2 Ultra-High-Yield Dividend Stocks with Over 11% Returns Billionaires Are Investing In

Billionaire Investors Are Snapping Up Shares in Medical Properties Trust and AGNC Investment

May 18, 2024 - 10:31
May 18, 2024 - 10:32
2 Ultra-High-Yield Dividend Stocks with Over 11% Returns Billionaires Are Investing In
2 Ultra-High-Yield Dividend Stocks with Over 11% Returns Billionaires Are Investing In

Investors often seek out dividend-paying stocks that offer exceptionally high yields. However, these high yields can sometimes indicate potential challenges for the companies involved.

Historically, the S&P 500 index has averaged an annual return of 9.7% since 1928. While many hedge fund managers strive to outperform this benchmark, only a few consistently achieve this and build fortunes exceeding $1 billion.

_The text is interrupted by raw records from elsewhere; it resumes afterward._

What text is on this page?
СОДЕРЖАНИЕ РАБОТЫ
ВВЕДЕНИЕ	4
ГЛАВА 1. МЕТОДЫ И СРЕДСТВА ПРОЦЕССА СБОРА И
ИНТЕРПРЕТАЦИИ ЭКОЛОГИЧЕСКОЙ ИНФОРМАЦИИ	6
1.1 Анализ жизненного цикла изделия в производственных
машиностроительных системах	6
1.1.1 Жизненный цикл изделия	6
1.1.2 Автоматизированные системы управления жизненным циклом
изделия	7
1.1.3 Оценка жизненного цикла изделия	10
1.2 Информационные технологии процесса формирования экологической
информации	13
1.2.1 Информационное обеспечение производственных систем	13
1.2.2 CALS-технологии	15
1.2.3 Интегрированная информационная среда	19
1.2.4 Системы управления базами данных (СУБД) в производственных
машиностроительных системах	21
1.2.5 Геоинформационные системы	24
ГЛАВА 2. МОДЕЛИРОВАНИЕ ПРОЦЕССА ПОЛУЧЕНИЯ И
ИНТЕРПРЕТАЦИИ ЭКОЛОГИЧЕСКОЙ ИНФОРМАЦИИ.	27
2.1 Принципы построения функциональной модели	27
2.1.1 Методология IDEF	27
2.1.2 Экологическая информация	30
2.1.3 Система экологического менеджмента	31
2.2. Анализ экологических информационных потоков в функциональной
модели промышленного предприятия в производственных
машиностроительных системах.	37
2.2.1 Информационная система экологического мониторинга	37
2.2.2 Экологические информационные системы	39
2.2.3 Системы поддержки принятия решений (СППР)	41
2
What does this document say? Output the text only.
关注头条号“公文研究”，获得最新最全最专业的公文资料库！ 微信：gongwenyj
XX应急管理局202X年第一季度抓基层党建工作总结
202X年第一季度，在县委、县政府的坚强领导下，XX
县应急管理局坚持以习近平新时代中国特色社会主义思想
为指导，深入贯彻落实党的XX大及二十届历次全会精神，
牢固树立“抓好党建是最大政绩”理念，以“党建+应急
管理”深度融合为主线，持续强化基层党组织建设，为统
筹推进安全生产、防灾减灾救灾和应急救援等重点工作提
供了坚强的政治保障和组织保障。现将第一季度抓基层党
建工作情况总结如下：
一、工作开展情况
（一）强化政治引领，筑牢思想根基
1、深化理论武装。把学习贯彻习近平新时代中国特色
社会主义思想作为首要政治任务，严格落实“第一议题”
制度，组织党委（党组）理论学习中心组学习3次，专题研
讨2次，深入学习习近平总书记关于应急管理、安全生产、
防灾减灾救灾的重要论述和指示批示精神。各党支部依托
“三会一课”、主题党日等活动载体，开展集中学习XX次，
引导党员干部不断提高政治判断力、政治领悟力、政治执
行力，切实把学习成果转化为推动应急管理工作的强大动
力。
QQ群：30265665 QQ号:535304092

In the first quarter of this year, a select group of billionaire investors made substantial investments in Medical Properties Trust (NYSE: MPW) and AGNC Investment (NASDAQ: AGNC). These stocks offer yields above 11%, presenting an opportunity for significant returns if their dividends remain stable.

Here’s a closer examination of these high-yield dividend stocks and whether everyday investors can depend on them for ongoing dividend payments.

1. Medical Properties Trust

Medical Properties Trust’s stock has plummeted about 49% from its peak in late 2023. This decline follows the company’s 48% dividend reduction last year and a series of unsettling news about its primary revenue source.

Despite these challenges, Medical Properties Trust currently offers an impressive 11.9% dividend yield. Although the company reported significant losses in the first quarter, several billionaire investors are optimistic about its recovery. John Overdeck and Two Sigma Investments initiated a new position with 2.58 million shares, while Jeff Yass from Susquehanna more than doubled his holdings by acquiring 2.34 million shares.

Medical Properties Trust is a real estate investment trust (REIT) specializing in hospitals and other acute care facilities. Its cash flows are typically reliable because it operates under a net lease structure, meaning it does not manage the properties directly. However, its largest operator, Steward Health Care, filed for bankruptcy on May 6 after missing rent payments for several quarters.

While there is a slim chance Medical Properties Trust could sustain its dividend payouts, this seems unlikely given that Steward accounted for over 20% of its total rental revenue at the end of 2023.

Both Yass and Overdeck’s investments in Medical Properties Trust represent less than 1% of their portfolios. If you choose to follow their lead, it is wise to limit your exposure to an amount you can afford to lose.

2. AGNC Investment

AGNC Investment is a mortgage REIT renowned for its monthly dividend payments. At current prices, the stock boasts a remarkable 14.6% yield.

David Siegel and Two Sigma Investments recognized this opportunity, opening a new position with 3.08 million shares in the first quarter. Israel Englander and Millennium Management also acquired a new position with 1.57 million shares.

AGNC Investment borrows funds at relatively low short-term rates and uses the capital to purchase longer-term mortgage-backed securities that offer higher yields. Over 98% of AGNC’s portfolio is backed by government agencies, reducing the risk from individual borrower defaults.

However, the value of AGNC’s assets decreased significantly in 2022 due to rising interest rates. Siegel and Englander likely anticipate the Federal Reserve to lower or stabilize rates in the coming months. If their prediction is correct, AGNC could deliver substantial returns for those purchasing at current prices.

Nonetheless, there is no certainty that the Federal Reserve won’t increase rates further, which could make it challenging for AGNC to maintain its high payout. As with Medical Properties Trust, it is prudent to limit your investment in AGNC to a manageable level if you decide to follow these billionaire investors' strategies.